Hinweis:

Diese Meldung stammt aus dem Archiv. In archivierten Meldungen sind möglicherweise nicht mehr funktionierende Links zu anderen Websites enthalten. Die Redaktion übernimmt keine Gewähr für die Funktionalität der Links.

Zeil: "Bayern Gewinner der EU-Ostererweiterung"

München (29.04.2009) - Bayerns Wirtschaftsminister Martin Zeil zieht zum fünften Jahrestag der EU-Osterweiterung eine positive Bilanz: "Fünf Jahre nach der größten EU-Erweiterung zeigt sich, dass gerade Bayern zu den Gewinnern gehört.

Der Freistaat ist vom Rand ins Zentrum der Europäischen Union gerückt und konnte sich als Drehscheibe im Herzen Europas etablieren.“ Bayern profitiere ganz erheblich von dem auf 500 Millionen Menschen angewachsenen, schrankenlosen Binnenmarkt. „Die Erweiterung schafft neue Absatzmärkte für bayerische Unternehmen. Dies bringt Wirtschaftswachstum und sichert Arbeitsplätze und sozialen Wohlstand“, betont der Wirtschaftsminister.

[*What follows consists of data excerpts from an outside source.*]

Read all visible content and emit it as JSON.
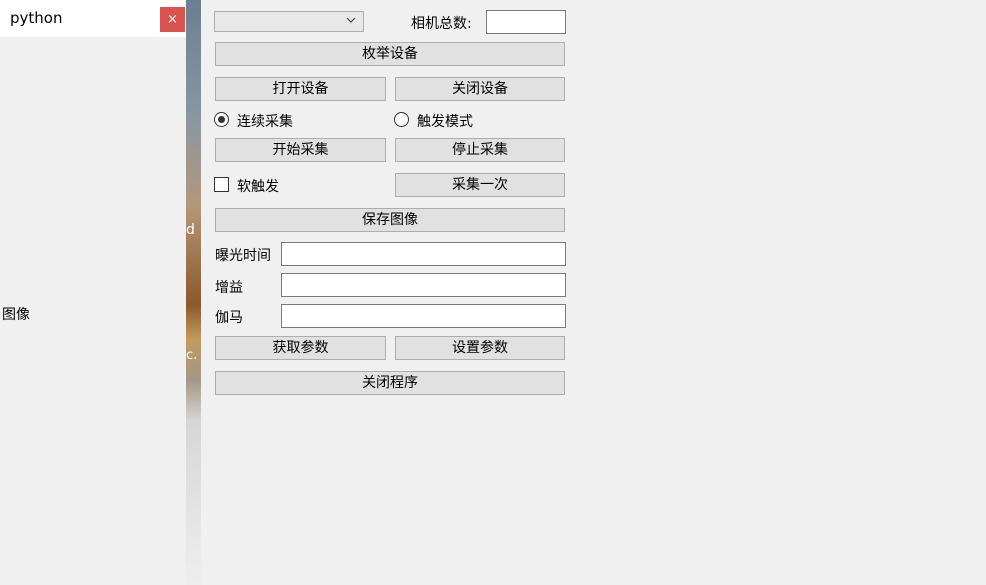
{
  "python_window": {
    "title": "python",
    "close_glyph": "×",
    "image_label": "图像"
  },
  "background": {
    "fragment_d": "d",
    "fragment_c": "c."
  },
  "controls": {
    "device_select": {
      "selected": ""
    },
    "camera_count_label": "相机总数:",
    "camera_count_value": "",
    "enum_devices": "枚举设备",
    "open_device": "打开设备",
    "close_device": "关闭设备",
    "continuous_mode": {
      "label": "连续采集",
      "checked": true
    },
    "trigger_mode": {
      "label": "触发模式",
      "checked": false
    },
    "start_grab": "开始采集",
    "stop_grab": "停止采集",
    "software_trigger": {
      "label": "软触发",
      "checked": false
    },
    "trigger_once": "采集一次",
    "save_image": "保存图像",
    "exposure_label": "曝光时间",
    "exposure_value": "",
    "gain_label": "增益",
    "gain_value": "",
    "gamma_label": "伽马",
    "gamma_value": "",
    "get_params": "获取参数",
    "set_params": "设置参数",
    "close_program": "关闭程序"
  }
}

Am 1. Mai 2004 waren mit Tschechien, Ungarn, Polen, der Slowakei, Slowenien, Litauen, Estland, Lettland, Malta und Zypern zehn neue Staaten in die EU aufgenommen worden. Die Wirtschaftsbeziehungen Bayerns zu den neuen EU-Mitgliedsstaaten haben sich seither dynamisch weiterentwickelt. Zeil: „In den letzten fünf Jahren hat sich das Handelsvolumen Bayerns mit den neuen Mitgliedsstaaten auf zuletzt 42 Milliarden Euro fast verdoppelt.“ Die Exporte in die neuen EU-Staaten machten 2008 rund 13 Prozent aller bayerischen Ausfuhren aus. „Dieser Anteil ist höher als der in die USA, nach Frankreich oder China“, ergänzt Zeil.

Insbesondere zu den drei wichtigsten Handelspartnern unter den neuen Mitgliedsstaaten, Tschechien, Ungarn und Polen, pflegt Bayern sehr gute Kontakte. Der Freistaat unterhält dort eigene Repräsentanzen. Sie beraten bayerische Unternehmen, die im jeweiligen Land Fuß fassen möchten und betreiben aktives Standortmarketing für Bayern. Die EU-Erweiterung hat bayerischen Firmen neue Exportchancen, Absatzmärkte und Investitionsmöglichkeiten eröffnet. Derzeit unterhalten rund 14 500 Unternehmen aus dem Freistaat Geschäftsbeziehungen in die neuen EU-Mitgliedsstaaten.